Friday, September 20, 2013

THE WORLD'S END (2013)

Writer/director Edgar Wright and writer/actor Simon Pegg’s first feature, SHAUN OF THE DEAD, paid hilarious homage to George Romero by asking the question “What if there was a zombie apocalypse and nobody noticed?” HOT FUZZ, their second film collaboration, poked fun at action movie tropes while exposing an underbelly of fascism hidden beneath the civility of a quaint English country village. This third installment in their so-called Cornetto Trilogy follows middle-aged Gary King (Pegg), an alcoholic poster boy for arrested development. He drives the same car and has the same goals from when he was 18. To that end he persuades his four best mates from high school to return to their hometown and finish what they started 20 years earlier – the Golden Mile, twelve pints in twelve pubs. Unlike Gary, his friends surrendered years ago to the compromises of adulthood but agree, as men of a certain age do, to this one night of drinking and (limited) debauchery. As the pub-crawl proceeds the men stumble upon regrets and missed opportunities from their past. Shy Steven Prince (Paddy Considine) confesses his feelings for Sam Chamberlain (Rosamund Pike), brother of fellow crawler Oliver (Martin Freeman), and meek Peter Page (Eddie Marsan) confronts a former school bully. Andy Knightley (Nick Frost), meanwhile, works out his boiling resentment at Gary’s sins against him. For much of its first half the script by Pegg & Wright moves briskly along in this fashion, a bittersweet musing on the perils of mourning lost youth.
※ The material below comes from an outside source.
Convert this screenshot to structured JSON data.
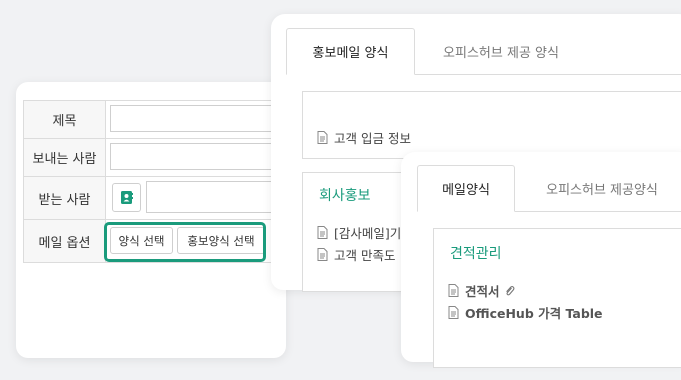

Then the robots turn up, and comic carnage ensues. How this transpires is far more enjoyable than why, so I will forgo the former for the sake of surprise and spare the latter. In this outing director Wright tones down his somewhat tiresome visual flourishes and relies instead on generous writing and an excellent cast. The tone shifts between the serious and the silly work well until the filmmakers paint themselves into a corner, which leads to a less than satisfying ending. Although there’s a part of me that longs for Wright and Pegg to just grow up, I’m not so secretly glad that they haven’t. Go figure.

1 comment:

  1. This was the first movie I've seen of the Cornetto Trilogy, but I got such a kick out of it, that I've put the other two on my Netflix queue.

    I really liked Seth Rogan, James Franco and them in "This is the End", but "The World's End" is smarter funny; particularly Pegg's fast-paced articulation, despite being constantly inebriated.